Version française des motifs des juges Sopinka et Iacobucci rendus par
//Le juge Sopinka//
Le juge Sopinka (dissident) ‑‑ J'ai pris connaissance des motifs de jugement rédigés par mes collègues, les juges La Forest et Cory, et je souscris à la conclusion à laquelle a abouti le juge La Forest. Je suis d'avis de trancher le pourvoi sur la base de motifs plus limités et de réserver à une autre occasion l'examen de la question plus générale de savoir si la surveillance électronique clandestine du genre de celle dont il est question dans la présente affaire peut être exercée seulement en conformité avec une autorisation judiciaire préalable requise par la loi.
Comme mes collègues le soulignent tous les deux, le ministère public a reconnu tout à fait à bon droit que l'installation du dispositif de surveillance dans l'automobile de l'appelant constitue une fouille ou une saisie abusives au point de violer l'art. 8 de la Charte canadienne des droits et libertés. Les faits ressemblent tellement à ceux de l'affaire R. c. Kokesch, [1990] 3 R.C.S. 3, qu'il serait difficile, voire impossible, d'aboutir à une conclusion différente en ce qui concerne la violation de l'art. 8. Dans les deux cas, une intrusion commise par des policiers, que ceux‑ci savaient ou auraient dû savoir illégale, leur a permis de surveiller les activités d'un suspect et de découvrir éventuellement des éléments de preuve incriminants. Dans les deux cas, le lien entre l'intrusion, la surveillance et la découverte des éléments de preuve est suffisant pour conclure que ces éléments ont été obtenus d'une façon contraire à la Charte. Il n'est pas nécessaire ici, comme il ne l'était pas non plus dans l'affaire Kokesch, de se demander si la surveillance elle‑même, en l'absence d'intrusion, violerait l'art. 8. Bien que je convienne avec mon collègue le juge La Forest qu'il est souhaitable de légiférer dans ce domaine, je m'abstiens d'exprimer une opinion quant à la forme que cette législation devrait revêtir. Je ne suis pas prêt à dire à l'avance s'il faudra obtenir préalablement une autorisation judiciaire ou si un simple pouvoir conféré par la loi suffira.

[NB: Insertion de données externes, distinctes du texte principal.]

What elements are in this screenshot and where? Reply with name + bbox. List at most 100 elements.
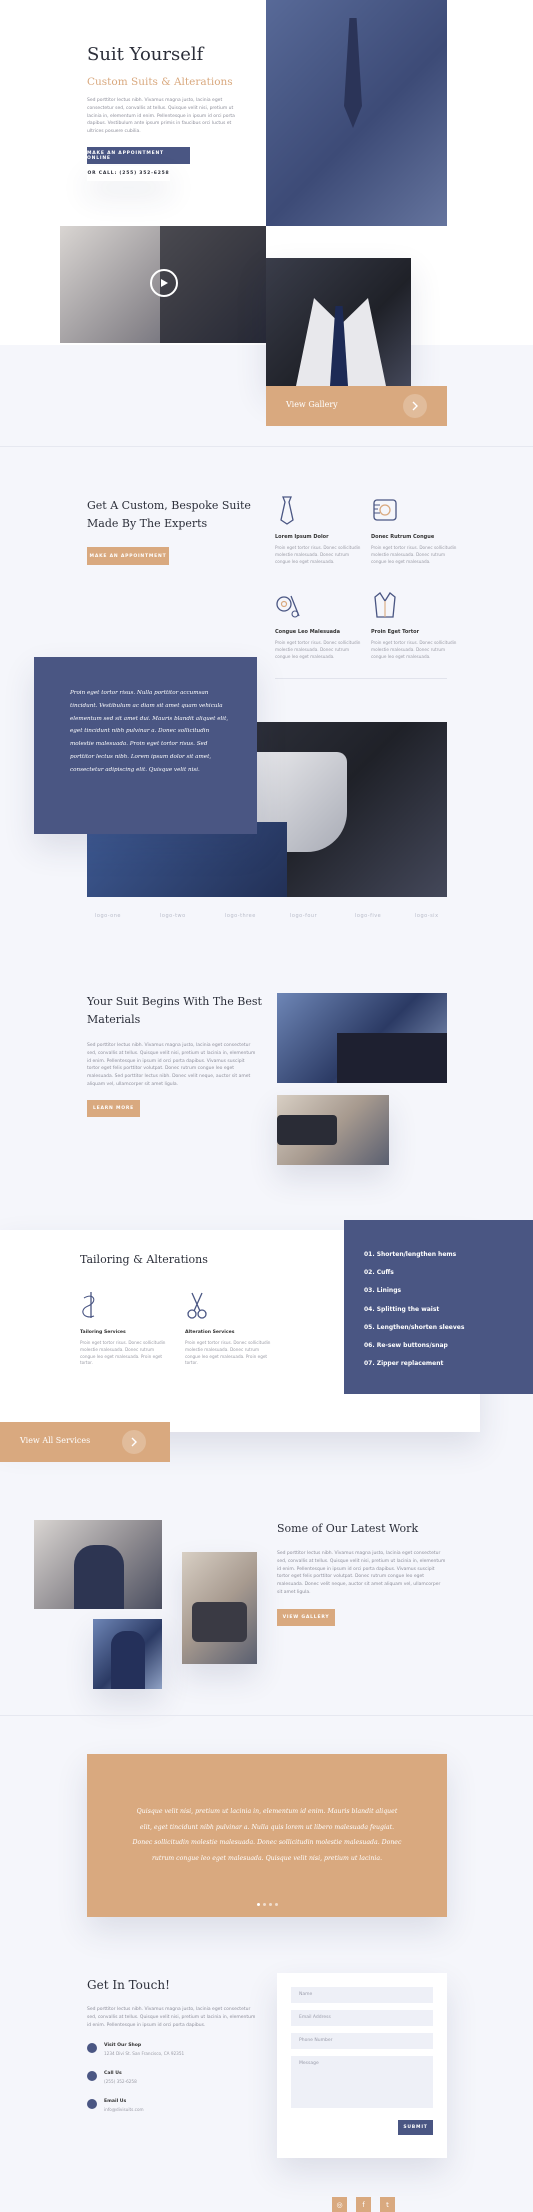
instagram-icon[interactable]: ◎ (332, 2197, 347, 2212)
hero-call-button[interactable]: OR CALL: (255) 352-6258 (87, 166, 170, 181)
scissors-icon (187, 1292, 207, 1319)
tie-icon (280, 496, 294, 525)
service-title: Alteration Services (185, 1330, 235, 1335)
submit-button[interactable]: SUBMIT (398, 2120, 433, 2135)
carousel-dot[interactable] (257, 1903, 260, 1906)
contact-item-text: (255) 352-6258 (104, 2079, 137, 2084)
feature-text: Proin eget tortor risus. Donec sollicitu… (371, 545, 457, 564)
contact-title: Get In Touch! (87, 1978, 170, 1992)
contact-item: Call Us (255) 352-6258 (87, 2071, 137, 2086)
carousel-dots (257, 1903, 278, 1906)
testimonial-text: Quisque velit nisi, pretium ut lacinia i… (132, 1808, 402, 1862)
feature-title: Donec Rutrum Congue (371, 534, 435, 540)
client-logo: logo-five (355, 913, 382, 919)
name-field[interactable]: Name (291, 1987, 433, 2003)
location-pin-icon (87, 2043, 97, 2053)
hero-body: Sed porttitor lectus nibh. Vivamus magna… (87, 98, 235, 135)
work-image-phone-man (93, 1619, 162, 1689)
bespoke-title: Get A Custom, Bespoke Suite Made By The … (87, 499, 251, 530)
contact-body: Sed porttitor lectus nibh. Vivamus magna… (87, 2007, 256, 2028)
alteration-item: 03. Linings (364, 1287, 402, 1295)
client-logo: logo-two (160, 913, 186, 919)
phone-icon (87, 2071, 97, 2081)
man-silhouette (74, 1545, 124, 1609)
hero-title: Suit Yourself (87, 44, 204, 65)
view-all-services-banner[interactable]: View All Services (0, 1422, 170, 1462)
work-image-suited-man (34, 1520, 162, 1609)
service-item: Alteration Services Proin eget tortor ri… (185, 1290, 275, 1367)
service-text: Proin eget tortor risus. Donec sollicitu… (185, 1340, 271, 1366)
view-gallery-label: View Gallery (286, 400, 338, 409)
testimonial-card: Quisque velit nisi, pretium ut lacinia i… (87, 1754, 447, 1917)
service-text: Proin eget tortor risus. Donec sollicitu… (80, 1340, 166, 1366)
measuring-tape-icon (373, 499, 397, 521)
arrow-right-icon (403, 394, 427, 418)
materials-title: Your Suit Begins With The Best Materials (87, 995, 262, 1026)
contact-item: Email Us info@divisuits.com (87, 2099, 144, 2114)
needle-hands-image (277, 1095, 389, 1165)
contact-item: Visit Our Shop 1234 Divi St. San Francis… (87, 2043, 184, 2058)
materials-body: Sed porttitor lectus nibh. Vivamus magna… (87, 1043, 256, 1087)
contact-item-text: 1234 Divi St. San Francisco, CA 92351 (104, 2051, 185, 2056)
scissors-cutting-image (277, 993, 447, 1083)
service-title: Tailoring Services (80, 1330, 126, 1335)
hands-sewing-image (60, 226, 266, 343)
latest-work-gallery-button[interactable]: VIEW GALLERY (277, 1609, 335, 1626)
feature-item: Donec Rutrum Congue Proin eget tortor ri… (371, 495, 461, 565)
alteration-item: 07. Zipper replacement (364, 1360, 444, 1368)
feature-item: Congue Leo Malesuada Proin eget tortor r… (275, 590, 365, 660)
client-logo: logo-three (225, 913, 256, 919)
alteration-item: 01. Shorten/lengthen hems (364, 1251, 457, 1258)
email-field[interactable]: Email Address (291, 2010, 433, 2026)
thread-spool-icon (276, 595, 300, 618)
contact-item-title: Visit Our Shop (104, 2043, 142, 2048)
alteration-item: 02. Cuffs (364, 1269, 394, 1277)
contact-item-title: Email Us (104, 2099, 127, 2104)
view-gallery-banner[interactable]: View Gallery (266, 386, 447, 426)
message-field[interactable]: Message (291, 2056, 433, 2108)
hero-appointment-button[interactable]: MAKE AN APPOINTMENT ONLINE (87, 147, 190, 164)
tailoring-title: Tailoring & Alterations (80, 1253, 208, 1266)
bespoke-appointment-button[interactable]: MAKE AN APPOINTMENT (87, 547, 169, 565)
client-logo: logo-four (290, 913, 318, 919)
feature-text: Proin eget tortor risus. Donec sollicitu… (275, 640, 361, 659)
service-item: Tailoring Services Proin eget tortor ris… (80, 1290, 170, 1367)
latest-work-body: Sed porttitor lectus nibh. Vivamus magna… (277, 1551, 446, 1595)
suit-jacket-icon (374, 592, 396, 618)
client-logo: logo-one (95, 913, 121, 919)
feature-title: Proin Eget Tortor (371, 629, 420, 635)
feature-text: Proin eget tortor risus. Donec sollicitu… (371, 640, 457, 659)
feature-text: Proin eget tortor risus. Donec sollicitu… (275, 545, 361, 564)
carousel-dot[interactable] (263, 1903, 266, 1906)
hero-subtitle: Custom Suits & Alterations (87, 76, 233, 88)
feature-title: Lorem Ipsum Dolor (275, 534, 329, 540)
play-icon (161, 279, 168, 287)
phone-man-shape (111, 1631, 145, 1689)
tie-detail-image (266, 258, 411, 386)
needle-thread-icon (82, 1292, 95, 1318)
feature-divider (275, 678, 447, 679)
carousel-dot[interactable] (269, 1903, 272, 1906)
carousel-dot[interactable] (275, 1903, 278, 1906)
phone-field[interactable]: Phone Number (291, 2033, 433, 2049)
work-image-seated-man (182, 1552, 257, 1664)
needle-dark-shape (277, 1115, 337, 1145)
alteration-item: 04. Splitting the waist (364, 1305, 440, 1313)
quote-text: Proin eget tortor risus. Nulla porttitor… (70, 690, 229, 773)
arrow-right-icon (122, 1430, 146, 1454)
contact-form: Name Email Address Phone Number Message … (277, 1973, 447, 2158)
section-divider (0, 446, 533, 447)
feature-item: Proin Eget Tortor Proin eget tortor risu… (371, 590, 461, 660)
fabric-dark-shape (337, 1033, 447, 1083)
contact-item-title: Call Us (104, 2071, 122, 2076)
mail-icon (87, 2099, 97, 2109)
twitter-icon[interactable]: t (380, 2197, 395, 2212)
latest-work-title: Some of Our Latest Work (277, 1522, 419, 1535)
hero-suit-image (266, 0, 447, 226)
alteration-item: 05. Lengthen/shorten sleeves (364, 1323, 465, 1331)
feature-item: Lorem Ipsum Dolor Proin eget tortor risu… (275, 495, 365, 565)
play-video-button[interactable] (150, 269, 178, 297)
seated-dark-shape (192, 1602, 247, 1642)
facebook-icon[interactable]: f (356, 2197, 371, 2212)
materials-learn-more-button[interactable]: LEARN MORE (87, 1100, 140, 1117)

Je conviens avec mon collègue le juge La Forest que l'utilisation des éléments de preuve est susceptible de déconsidérer l'administration de la justice et, conformément au par. 24(2) de la Charte, ils devraient être écartés. J'estime que nous attribuerions à l'arbitre de cette question un degré trop élevé de subtilité si nous tentions d'établir une distinction entre la présente affaire et l'affaire Kokesch. Je ne crois pas qu'il existe une différence suffisante entre le fait de pénétrer dans des lieux privés (autres que la résidence elle‑même) et le fait de causer illégalement des dommages au siège d'une voiture pour justifier une conclusion différente. Le fait important aux fins de la Charte est l'intrusion illégale commise sciemment par les policiers. Je ne considère pas non plus comme une différence importante le fait que les policiers, en l'espèce, soupçonnaient l'appelant d'avoir commis une infraction plus grave. Le simple soupçon demeure seulement un soupçon et il ne saurait servir à racheter des violations de la Charte en raison de la nature de l'infraction dont on soupçonne l'existence.
Je suis d'avis de trancher le pourvoi de la façon proposée par le juge La Forest.
Pourvoi rejeté, les juges La Forest, Sopinka et Iacobucci sont dissidents.
Procureurs de l'appelant: Scott & Aylen, Ottawa.
Procureur de l'intimée: Le procureur général de la province de l'Ontario, Toronto.